Description Shwetha Panduranga 2012-05-23 07:37:45 UTC
Description of problem:
----------------------
When some of the bricks are down in a replicate volume, lookup on files without GFID should return EIO 

Version-Release number of selected component (if applicable):
---------------------------------------------------------------
3.3.0qa42. 

This is a regression. The same test case passed on 3.3.0qa41.

How reproducible:
----------------
often

Steps to Reproduce:
----------------------
1.Create a file on brick1 from back end before creating the volume
2.Create a pure replicate volume with 3 bricks (brick1, brick2, brick3)
3.set "self-heal-daemon" off for the volume
4.start the volume
5.Bring down brick2
6.create a fuse mount
7.execute "find . |xargs stat" on  fuse mount. 
  
Actual results:
---------------
[05/23/12 - 18:19:22 root@APP-CLIENT1 ~]# cd /mnt/gfsc1 ; find . | xargs stat
  File: `.'
  Size: 23        	Blocks: 0          IO Block: 131072 directory
Device: 15h/21d	Inode: 1           Links: 3
Access: (0755/drwxr-xr-x)  Uid: (    0/    root)   Gid: (    0/    root)
Access: 2012-05-23 18:19:26.206943871 +0530
Modify: 2012-05-23 18:17:39.706931389 +0530
Change: 2012-05-23 18:17:39.706931389 +0530

Expected results:
-------------------
[05/23/12 - 18:20:24 root@APP-CLIENT1 gfsc1]# find . | xargs stat
  File: `.'
  Size: 32        	Blocks: 0          IO Block: 131072 directory
Device: 15h/21d	Inode: 1           Links: 3
Access: (0755/drwxr-xr-x)  Uid: (    0/    root)   Gid: (    0/    root)
Access: 2012-05-23 18:19:26.206943871 +0530
Modify: 2012-05-23 18:17:39.708936680 +0530
Change: 2012-05-23 18:17:39.708936680 +0530
stat: cannot stat `./f1': Input/output error

Additional info:
----------------
The same test case works fine when "brick2" and "brick3" were brought down in step 5. 

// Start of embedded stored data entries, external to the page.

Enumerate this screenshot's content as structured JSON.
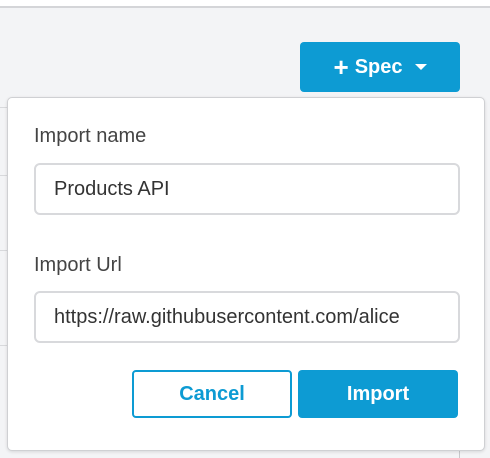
{
  "toolbar": {
    "spec_button_label": "Spec",
    "spec_button_icon": "plus-icon",
    "accent_color": "#0d9bd3"
  },
  "import_dialog": {
    "name_label": "Import name",
    "name_value": "Products API",
    "url_label": "Import Url",
    "url_value": "https://raw.githubusercontent.com/alice",
    "cancel_label": "Cancel",
    "import_label": "Import"
  }
}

[05/23/12 - 18:19:03 root@APP-SERVER1 ~]# gluster v info
 
Volume Name: dstore
Type: Replicate
Volume ID: 11b8a379-f4fa-4f51-9651-d5613690abe8
Status: Started
Number of Bricks: 1 x 3 = 3
Transport-type: tcp
Bricks:
Brick1: 192.168.2.35:/export_sdb/brick0
Brick2: 192.168.2.36:/export_sdb/brick0
Brick3: 192.168.2.35:/export_sdc/brick0
Options Reconfigured:
diagnostics.brick-log-level: DEBUG
diagnostics.client-log-level: DEBUG
cluster.self-heal-daemon: off

[05/23/12 - 18:20:06 root@APP-SERVER1 ~]# gluster v status
Status of volume: dstore
Gluster process						Port	Online	Pid
------------------------------------------------------------------------------
Brick 192.168.2.35:/export_sdb/brick0			24009	Y	27899
Brick 192.168.2.36:/export_sdb/brick0			24009	N	27546
Brick 192.168.2.35:/export_sdc/brick0			24010	Y	27904
NFS Server on localhost					38467	Y	27969
NFS Server on 192.168.2.36				38467	Y	27582

Comment 1 Shwetha Panduranga 2012-05-25 10:38:55 UTC
Verified on 3.3.0qa43 . The test works fine now.

Comment 2 Shwetha Panduranga 2012-06-01 06:18:32 UTC
The test failed once again on 3.3.0qa45.